According to The New York Times, representatives for Peco Foods, one of the firms hit, declined to say how the plant was operating in the wake of the raid, but its parking lot was full, and big trucks were moving in and out. A few workers, black and Hispanic, could be seen walking into the building wearing plastic hair coverings.
On its website, Peco Foods has no acknowledgement of the raids. With its job listings, there are extensive equal opportunity employment company notices, but nothing about immigration status.
One of the companies has scheduled a job fair for Monday to fill the vacancies.
In The Washington Post, Angela Stuesse, a cultural anthropologistat the University of North Carolina-Chapel Hill, who studies immigration in the poultry industry, argued in an op-ed column that the presence of so many Latinos in the chicken plucking plants of the deep South was not accidental. “It was calculated, strategic and intimately related to deeply rooted structures of labor exploitation in the region. Beginning in the 1990s, Latin American immigrants were recruited to the state by the poultry industry, where they arrived to work in some of the lowest paid and most dangerous jobs in the country. This week’s raids target deeply rooted workers and families and leave behind a devastated community, while also terrorizing many others across the country,” she said,
After some early stirrings of a labor movement, in 1994 a chicken plant in Morton, Miss. headed to Miami in search of immigrant labor. “Advertising in Cuban stores and local papers, it took the poultry processor just one week to fill a Greyhound bus of immigrants eager for work. This experiment marked the beginning of the plant’s formal Hispanic Project, which included not just recruitment and transportation from Florida, but also the provision of housing — mostly in dilapidated and overcrowded trailers — as well as local transportation and leisure activities, all for fees deducted from workers’ paychecks that often reduced their meager earnings to below minimum wage.”
Within four years, that project recruited nearly 5,000 workers to two Mississippi towns with a combined population of 10,000. Other plans began recruiting immigrants as well. “By the time I arrived to work in Mississippi’s poultry communities alongside the Mississippi Poultry Workers’ Center in 2002, over half of the country’s quarter-million poultry workers were immigrants, most of them in the South,” she said.
Today’s Mississippi poultry workers are from nearly every part of the continent, hailing from Argentina, Peru, Guatemala, Mexico, Uruguay, Nicaragua, Cuba, Honduras, Venezuela and other Latin American and Caribbean countries. They are doing work that is hazardous, painful and often degrading. They work long hours for low pay, scratching out a living so that the rest of us can buy cheap chicken.
So, when ICE arrives and finds undocumented workers in large numbers, why are these companies not under serious investigation?

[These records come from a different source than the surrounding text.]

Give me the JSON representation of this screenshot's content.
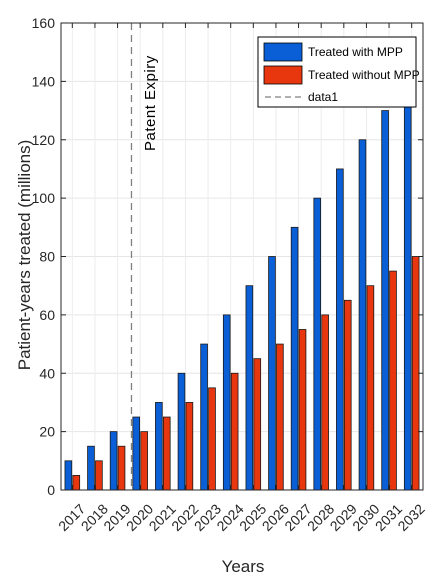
{
  "chart_data": {
    "type": "bar",
    "xlabel": "Years",
    "ylabel": "Patient-years treated (millions)",
    "categories": [
      "2017",
      "2018",
      "2019",
      "2020",
      "2021",
      "2022",
      "2023",
      "2024",
      "2025",
      "2026",
      "2027",
      "2028",
      "2029",
      "2030",
      "2031",
      "2032"
    ],
    "series": [
      {
        "name": "Treated with MPP",
        "color": "#0a5fd6",
        "values": [
          10,
          15,
          20,
          25,
          30,
          40,
          50,
          60,
          70,
          80,
          90,
          100,
          110,
          120,
          130,
          140
        ]
      },
      {
        "name": "Treated without MPP",
        "color": "#e8360e",
        "values": [
          5,
          10,
          15,
          20,
          25,
          30,
          35,
          40,
          45,
          50,
          55,
          60,
          65,
          70,
          75,
          80
        ]
      }
    ],
    "reference_line": {
      "name": "data1",
      "category": "2020",
      "style": "dashed",
      "color": "#808080"
    },
    "annotation": {
      "text": "Patent Expiry",
      "category": "2020",
      "orientation": "vertical"
    },
    "ylim": [
      0,
      160
    ],
    "yticks": [
      0,
      20,
      40,
      60,
      80,
      100,
      120,
      140,
      160
    ],
    "grid": true,
    "legend_position": "top-right"
  }
}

“As the alt-right celebrates this wreckage as another win for white nationalists, let us keep in view that these immigrants are here because 25 years ago one Mississippi poultry executive conceived an inventive idea, to flood the processing lines with eager and compliant immigrant workers. And while they come at enormous costs to thriving, vibrant communities, these raids do little to affect immigration trends; people continue to migrate to the U.S. to survive,” argued Stuesse.
So we have raids and arrests of hundreds of individuals in plants that invited immigrants, apparently regardless of proper logal documention, incented immigrants, housed immigrants — all without arrest of the companies involved — in a month that saw 72,000 arrests at the border for illegal entry into the country. What could possibly be odd here?